FBI Used Playpen Servers to Host Child Porn on the Dark Web For 13 Days, Here’s Why!

By the time it was shut down last year, Playpen had become one of the largest destinations for hundreds of thousands of pedophiles across the world.

Law enforcement agencies in the United States was aware and had been keeping an eye on Playpen for some time, but the fact that the website was on the Dark Web had made their task even more difficult than it would otherwise be.

How FBI cracked the Playpen case by hosting site porn for 13 days

However, a breakthrough emerged when the Feds discovered that the Tor-based website was basically operating from a misconfigured web server that exposed its real IP addresses.

The FBI tracked down the IP address to a web hosting company in the US and examined its financial records of the recent past. The investigation eventually led to a guy named Steven W. Chase, 57, of Naples, Florida, who was arrested on February 19, 2015.

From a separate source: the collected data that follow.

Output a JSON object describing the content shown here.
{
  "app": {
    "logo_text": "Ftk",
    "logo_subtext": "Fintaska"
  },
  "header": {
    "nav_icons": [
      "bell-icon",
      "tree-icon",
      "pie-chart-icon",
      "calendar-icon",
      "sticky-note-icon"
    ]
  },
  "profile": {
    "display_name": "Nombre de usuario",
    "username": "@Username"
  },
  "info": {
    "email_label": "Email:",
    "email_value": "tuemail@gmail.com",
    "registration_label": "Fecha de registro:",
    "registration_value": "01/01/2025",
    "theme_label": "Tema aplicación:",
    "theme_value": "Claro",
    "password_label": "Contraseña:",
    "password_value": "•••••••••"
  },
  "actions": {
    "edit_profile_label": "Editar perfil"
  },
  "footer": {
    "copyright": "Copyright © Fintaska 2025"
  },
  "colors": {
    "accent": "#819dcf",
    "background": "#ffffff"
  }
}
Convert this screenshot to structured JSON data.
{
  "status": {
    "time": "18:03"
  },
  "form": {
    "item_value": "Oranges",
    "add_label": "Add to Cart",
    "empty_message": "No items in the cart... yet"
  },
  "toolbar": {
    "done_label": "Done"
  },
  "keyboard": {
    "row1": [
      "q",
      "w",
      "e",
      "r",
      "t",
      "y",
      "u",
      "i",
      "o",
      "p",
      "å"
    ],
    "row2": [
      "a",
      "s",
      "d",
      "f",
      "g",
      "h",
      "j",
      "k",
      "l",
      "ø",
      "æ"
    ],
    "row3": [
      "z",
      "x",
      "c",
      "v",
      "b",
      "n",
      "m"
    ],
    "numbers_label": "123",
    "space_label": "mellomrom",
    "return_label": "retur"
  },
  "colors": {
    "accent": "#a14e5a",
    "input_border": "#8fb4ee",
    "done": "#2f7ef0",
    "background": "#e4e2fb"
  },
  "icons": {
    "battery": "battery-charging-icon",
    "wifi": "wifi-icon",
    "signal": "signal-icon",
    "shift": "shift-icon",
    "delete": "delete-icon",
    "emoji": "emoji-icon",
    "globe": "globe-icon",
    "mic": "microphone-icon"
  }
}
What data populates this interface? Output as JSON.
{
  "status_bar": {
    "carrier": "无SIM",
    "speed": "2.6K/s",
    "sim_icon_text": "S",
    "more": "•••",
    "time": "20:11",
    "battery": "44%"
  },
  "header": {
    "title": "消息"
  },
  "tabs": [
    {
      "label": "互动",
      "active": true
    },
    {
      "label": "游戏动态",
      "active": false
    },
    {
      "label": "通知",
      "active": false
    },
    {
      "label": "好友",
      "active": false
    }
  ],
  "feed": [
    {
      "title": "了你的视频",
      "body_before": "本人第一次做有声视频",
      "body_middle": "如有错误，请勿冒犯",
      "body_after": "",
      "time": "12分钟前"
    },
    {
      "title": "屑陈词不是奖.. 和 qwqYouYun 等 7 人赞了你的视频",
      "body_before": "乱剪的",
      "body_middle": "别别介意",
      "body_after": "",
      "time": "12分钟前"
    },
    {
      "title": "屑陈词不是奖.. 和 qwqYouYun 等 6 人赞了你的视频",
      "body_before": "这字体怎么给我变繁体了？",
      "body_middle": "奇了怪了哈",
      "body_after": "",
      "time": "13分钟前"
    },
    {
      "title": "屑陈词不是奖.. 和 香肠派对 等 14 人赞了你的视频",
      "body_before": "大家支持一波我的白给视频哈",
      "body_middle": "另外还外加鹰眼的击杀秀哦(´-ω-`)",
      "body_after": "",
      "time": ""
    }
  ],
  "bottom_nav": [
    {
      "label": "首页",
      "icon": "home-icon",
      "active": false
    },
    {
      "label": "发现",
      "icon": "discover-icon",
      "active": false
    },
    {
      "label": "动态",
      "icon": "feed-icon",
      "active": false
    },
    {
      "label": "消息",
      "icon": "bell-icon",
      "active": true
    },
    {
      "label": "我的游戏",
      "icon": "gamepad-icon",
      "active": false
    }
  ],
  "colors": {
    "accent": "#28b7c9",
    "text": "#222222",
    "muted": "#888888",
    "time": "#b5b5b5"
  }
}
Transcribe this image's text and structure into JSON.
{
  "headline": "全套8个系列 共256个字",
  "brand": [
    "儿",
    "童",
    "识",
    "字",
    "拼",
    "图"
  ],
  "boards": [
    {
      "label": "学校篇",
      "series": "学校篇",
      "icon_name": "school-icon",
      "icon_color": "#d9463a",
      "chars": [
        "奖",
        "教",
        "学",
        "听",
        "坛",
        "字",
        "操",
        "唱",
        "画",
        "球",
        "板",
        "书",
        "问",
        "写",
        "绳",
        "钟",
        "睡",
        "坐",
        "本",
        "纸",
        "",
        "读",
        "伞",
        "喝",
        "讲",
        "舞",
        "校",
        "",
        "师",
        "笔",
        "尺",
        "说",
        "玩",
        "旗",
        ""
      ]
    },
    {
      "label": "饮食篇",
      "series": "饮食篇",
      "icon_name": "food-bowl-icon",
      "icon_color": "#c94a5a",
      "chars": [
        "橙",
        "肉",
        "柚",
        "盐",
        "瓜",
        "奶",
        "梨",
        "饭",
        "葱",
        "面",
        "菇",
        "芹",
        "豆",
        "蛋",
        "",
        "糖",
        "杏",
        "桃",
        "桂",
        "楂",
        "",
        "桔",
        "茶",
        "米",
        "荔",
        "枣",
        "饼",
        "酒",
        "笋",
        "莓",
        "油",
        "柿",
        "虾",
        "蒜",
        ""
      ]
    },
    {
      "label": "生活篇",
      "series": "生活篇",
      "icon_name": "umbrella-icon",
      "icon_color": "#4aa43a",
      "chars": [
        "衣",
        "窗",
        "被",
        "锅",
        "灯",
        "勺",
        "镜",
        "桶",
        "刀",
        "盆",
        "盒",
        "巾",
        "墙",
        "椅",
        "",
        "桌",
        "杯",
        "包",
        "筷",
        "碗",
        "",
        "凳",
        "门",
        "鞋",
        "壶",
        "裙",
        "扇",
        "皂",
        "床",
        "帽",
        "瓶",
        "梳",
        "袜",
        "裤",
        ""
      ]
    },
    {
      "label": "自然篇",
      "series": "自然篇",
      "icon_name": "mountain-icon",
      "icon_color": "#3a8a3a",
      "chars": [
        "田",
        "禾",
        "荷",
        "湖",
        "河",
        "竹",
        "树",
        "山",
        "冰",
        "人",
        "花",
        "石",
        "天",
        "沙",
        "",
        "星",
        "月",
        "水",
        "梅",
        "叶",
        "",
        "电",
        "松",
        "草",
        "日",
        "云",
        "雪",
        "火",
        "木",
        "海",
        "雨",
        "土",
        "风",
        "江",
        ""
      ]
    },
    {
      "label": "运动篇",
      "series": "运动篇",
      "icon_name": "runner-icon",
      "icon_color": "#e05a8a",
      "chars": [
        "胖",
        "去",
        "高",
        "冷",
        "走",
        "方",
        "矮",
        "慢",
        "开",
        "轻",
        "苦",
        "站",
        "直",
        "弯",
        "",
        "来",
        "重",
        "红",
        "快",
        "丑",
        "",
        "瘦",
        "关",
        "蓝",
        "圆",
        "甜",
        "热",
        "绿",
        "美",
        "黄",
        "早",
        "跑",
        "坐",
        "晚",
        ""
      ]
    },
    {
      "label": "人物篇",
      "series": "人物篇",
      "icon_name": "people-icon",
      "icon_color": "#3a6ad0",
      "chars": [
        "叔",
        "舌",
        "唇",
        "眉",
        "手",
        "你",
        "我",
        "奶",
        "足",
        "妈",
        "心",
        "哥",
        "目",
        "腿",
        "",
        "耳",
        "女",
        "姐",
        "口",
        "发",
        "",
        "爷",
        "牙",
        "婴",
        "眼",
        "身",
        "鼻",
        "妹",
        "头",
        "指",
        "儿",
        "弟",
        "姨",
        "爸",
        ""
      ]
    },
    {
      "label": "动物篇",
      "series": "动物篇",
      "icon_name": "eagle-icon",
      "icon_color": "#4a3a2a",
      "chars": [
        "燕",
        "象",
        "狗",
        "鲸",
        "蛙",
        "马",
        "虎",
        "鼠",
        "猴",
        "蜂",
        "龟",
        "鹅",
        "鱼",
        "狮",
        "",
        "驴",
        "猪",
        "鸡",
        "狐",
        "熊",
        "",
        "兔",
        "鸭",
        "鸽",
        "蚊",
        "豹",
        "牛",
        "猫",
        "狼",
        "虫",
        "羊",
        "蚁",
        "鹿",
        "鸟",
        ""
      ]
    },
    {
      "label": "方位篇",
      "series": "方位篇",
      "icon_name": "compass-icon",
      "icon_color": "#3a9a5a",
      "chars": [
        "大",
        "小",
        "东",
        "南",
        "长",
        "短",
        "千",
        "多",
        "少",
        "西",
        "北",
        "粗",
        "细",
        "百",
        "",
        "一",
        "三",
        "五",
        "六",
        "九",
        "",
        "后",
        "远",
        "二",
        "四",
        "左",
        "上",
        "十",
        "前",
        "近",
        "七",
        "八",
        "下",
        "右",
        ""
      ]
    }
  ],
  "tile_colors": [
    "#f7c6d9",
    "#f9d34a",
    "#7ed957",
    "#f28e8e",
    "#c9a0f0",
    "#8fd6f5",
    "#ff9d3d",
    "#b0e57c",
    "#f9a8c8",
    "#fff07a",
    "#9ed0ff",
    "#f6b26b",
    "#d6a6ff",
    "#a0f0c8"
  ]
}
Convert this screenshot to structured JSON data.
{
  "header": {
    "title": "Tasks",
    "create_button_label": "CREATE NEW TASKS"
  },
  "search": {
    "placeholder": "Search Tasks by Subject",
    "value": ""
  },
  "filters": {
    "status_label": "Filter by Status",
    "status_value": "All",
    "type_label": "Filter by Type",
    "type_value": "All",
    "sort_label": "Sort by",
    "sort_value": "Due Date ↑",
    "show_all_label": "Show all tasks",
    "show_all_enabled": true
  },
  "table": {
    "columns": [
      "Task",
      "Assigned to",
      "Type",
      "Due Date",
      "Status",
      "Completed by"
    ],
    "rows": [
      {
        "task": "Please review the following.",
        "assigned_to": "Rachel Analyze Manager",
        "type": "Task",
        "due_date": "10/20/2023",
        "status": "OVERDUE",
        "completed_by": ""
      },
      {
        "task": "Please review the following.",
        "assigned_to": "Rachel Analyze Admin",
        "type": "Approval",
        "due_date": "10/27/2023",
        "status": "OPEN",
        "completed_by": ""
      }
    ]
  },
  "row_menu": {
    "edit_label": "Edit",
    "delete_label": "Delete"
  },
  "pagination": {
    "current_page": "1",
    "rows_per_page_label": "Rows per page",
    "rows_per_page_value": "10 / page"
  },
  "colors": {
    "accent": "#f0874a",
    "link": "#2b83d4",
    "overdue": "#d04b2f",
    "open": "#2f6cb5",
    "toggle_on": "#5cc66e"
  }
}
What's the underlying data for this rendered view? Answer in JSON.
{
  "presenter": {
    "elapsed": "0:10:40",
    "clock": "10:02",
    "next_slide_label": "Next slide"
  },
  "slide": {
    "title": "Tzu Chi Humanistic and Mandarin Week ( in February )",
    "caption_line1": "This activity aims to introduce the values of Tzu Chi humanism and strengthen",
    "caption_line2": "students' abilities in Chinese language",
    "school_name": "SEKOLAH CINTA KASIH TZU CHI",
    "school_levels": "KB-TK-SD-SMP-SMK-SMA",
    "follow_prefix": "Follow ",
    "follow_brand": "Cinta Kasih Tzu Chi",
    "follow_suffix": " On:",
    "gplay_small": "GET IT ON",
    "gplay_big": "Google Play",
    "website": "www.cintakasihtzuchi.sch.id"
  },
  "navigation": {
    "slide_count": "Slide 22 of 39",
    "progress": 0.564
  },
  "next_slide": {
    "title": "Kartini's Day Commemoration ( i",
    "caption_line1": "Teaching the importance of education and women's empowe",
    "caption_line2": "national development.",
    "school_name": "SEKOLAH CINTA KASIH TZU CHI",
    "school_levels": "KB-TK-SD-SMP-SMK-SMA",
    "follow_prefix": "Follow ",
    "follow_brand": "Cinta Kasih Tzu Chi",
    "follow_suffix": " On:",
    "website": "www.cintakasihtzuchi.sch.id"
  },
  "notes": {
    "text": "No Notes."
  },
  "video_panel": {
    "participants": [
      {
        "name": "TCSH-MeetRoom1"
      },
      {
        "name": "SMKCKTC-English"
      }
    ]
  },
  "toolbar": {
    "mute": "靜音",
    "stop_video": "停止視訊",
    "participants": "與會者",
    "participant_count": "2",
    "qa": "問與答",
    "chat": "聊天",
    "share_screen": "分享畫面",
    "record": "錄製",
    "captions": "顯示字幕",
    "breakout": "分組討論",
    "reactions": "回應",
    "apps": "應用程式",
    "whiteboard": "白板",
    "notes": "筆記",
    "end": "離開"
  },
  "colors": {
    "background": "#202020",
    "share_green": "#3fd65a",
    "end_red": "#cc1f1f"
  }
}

Chase was the admin of the website that hosted sexually explicit images and videos of young children including even toddlers.

Thereafter, the FBI used its influence to migrate the Playpen website to its own data center and continued to run the website from February 20 to March 4, 2015, for 13 days, without raising any suspicion among most users.

What happened during those 13 days when the FBI ran Playpen servers?

Following the migration of the website, the FBI began hosting malware on the server targeting anyone that visited Playpen during those 13 days. This gave them the IP addresses and other details of thousands of users that could be used to track down their identity and locations.

The FBI says by the time it closed Playpen, the website had over 215,000 users and hosted more than 23,000 sexually explicit images and videos of children.

Over 100,000 visitors that accessed the website in that period, the FBI managed to find the real identities of over 1,300 users.

In addition to indicating 137 suspects in the US, the agency also shared their findings with other law enforcement agencies across the world.

What happened to those caught?

Despite the success of the operation, the FBI later came under criticism for not sharing the details of the malware used to infect the suspects’ computers.

As it turned out, the suspects are now trying to bank on the FBI’s reluctance to share those details for the dismissal of the charges against them.

Meanwhile, Chase, the admin of the site, has been found guilty on six counts – one each of engaging in a child exploitation enterprise, possession of child pornography, advertising child pornography, and three counts of transportation of child pornography. He now awaits his sentence

Two of Chase’s colleagues on Playpen, site moderator Lynn Browning, 47, of Wooton, Kentucky, and co-administrator Michael Fluckiger, 46, of Portland, Indiana, pleaded guilty in December 2015.